In a research paper published May 18 in the journal Plants, Matta Kaur and researchers at Vignan’s Foundation for Science, Technology and Research in India studied gene-level responses in Acaryochloris marina, a cyanobacterium known for living in far-red light environments.

The researchers found that Acaryochloris marina’s response is not controlled by one part of the cell alone. Instead, genes and proteins involved in photosynthesis appear to adjust together.

“This is significant because it shows that photosynthetic adaptation is not controlled by a single switch,” says Matta Kaur. “The organism adjusts multiple parts of the photosynthetic system together, giving us a more complete picture of how life responds to challenging light environments.”

In the second paper published June 16 in The Journal of Physical Chemistry B, a journal of the American Chemical Society, the team studied groups of proteins — called Photosystem I — that help transport electrons after light is captured during photosynthesis.

“This pathway shapes how energy moves at the molecular level,” says Chemistry PhD student Subrat Sethy, the study’s lead author. “We wanted to understand how the surrounding protein environment influences that pathway under different light conditions.”

Using computational chemistry methods, the researchers looked at how the local protein environment shapes the energy landscape around the iron-sulfur clusters, small metal-containing centres that play a key role in moving electrons through Photosystem I.

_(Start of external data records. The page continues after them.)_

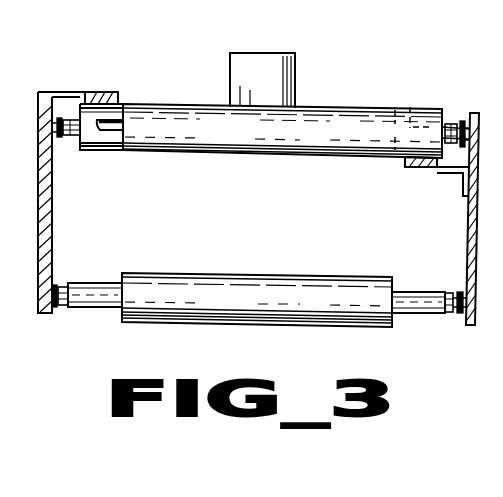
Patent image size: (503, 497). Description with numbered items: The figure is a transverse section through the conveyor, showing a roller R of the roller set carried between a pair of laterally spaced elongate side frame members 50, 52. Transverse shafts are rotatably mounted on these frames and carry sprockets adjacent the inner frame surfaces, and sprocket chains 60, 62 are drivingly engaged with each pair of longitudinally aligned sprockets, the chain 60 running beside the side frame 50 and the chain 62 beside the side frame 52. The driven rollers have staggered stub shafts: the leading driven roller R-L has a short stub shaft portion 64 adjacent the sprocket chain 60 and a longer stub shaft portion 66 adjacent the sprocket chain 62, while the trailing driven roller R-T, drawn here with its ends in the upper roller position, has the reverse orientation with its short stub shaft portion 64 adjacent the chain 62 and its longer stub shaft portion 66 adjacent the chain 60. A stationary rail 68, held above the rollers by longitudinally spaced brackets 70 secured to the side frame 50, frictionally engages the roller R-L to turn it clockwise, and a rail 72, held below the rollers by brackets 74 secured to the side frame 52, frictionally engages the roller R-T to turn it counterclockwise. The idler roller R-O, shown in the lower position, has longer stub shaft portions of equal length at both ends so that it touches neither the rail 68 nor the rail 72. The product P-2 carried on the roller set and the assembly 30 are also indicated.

The roller assembly 30 is at (431, 98).
The side frame member 50 is at (46, 207).
The side frame member 52 is at (467, 227).
The sprocket chain 60 is at (68, 140).
The sprocket chain 62 is at (480, 130).
The short stub shaft portion 64 is at (85, 102).
The longer stub shaft portion 66 is at (113, 131).
The stationary rail 68 is at (107, 93).
The brackets 70 is at (92, 92).
The rail 72 is at (405, 163).
The brackets 74 is at (440, 173).
The roller R is at (333, 102).
The trailing driven roller R-T is at (247, 137).
The idler roller R-O is at (250, 303).
The leading driven roller R-L is at (120, 107).
The plate P-2 is at (275, 83).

Sethy says the calculations showed the basic electron-transfer framework remains the same under visible and far-red light conditions, but the surrounding protein environment can shift in subtle ways, effectively fine-tuning how electrons move through the system.

“That is scientifically exciting because it shows a principle of biological design,” says Sethy. “The system does not need to rebuild the entire pathway. Instead, it can preserve the core structure while fine-tuning the local environment around it, helping electrons move efficiently under different light conditions.”

Matta Kaur says the two studies give a more detailed picture about how genes and electrons help cyanobacteria carry out photosynthesis in challenging light conditions “with extraordinary precision.”

“For future crop and bioenergy research, the lesson is not that we can simply copy one cyanobacterium into a crop to increase the crop’s efficiency in photosynthesis,” she says.

“The real value is learning nature’s design principles: how organisms capture difficult light, maintain efficient electron transfer and remain functional in changing environments.”

With that knowledge, she says the long-term goal is to inform more resilient strategies that make better use of light and energy in agriculture, biotechnology and clean energy.

Funding this research is the Government of Canada’s Natural Sciences and Engineering Research Council.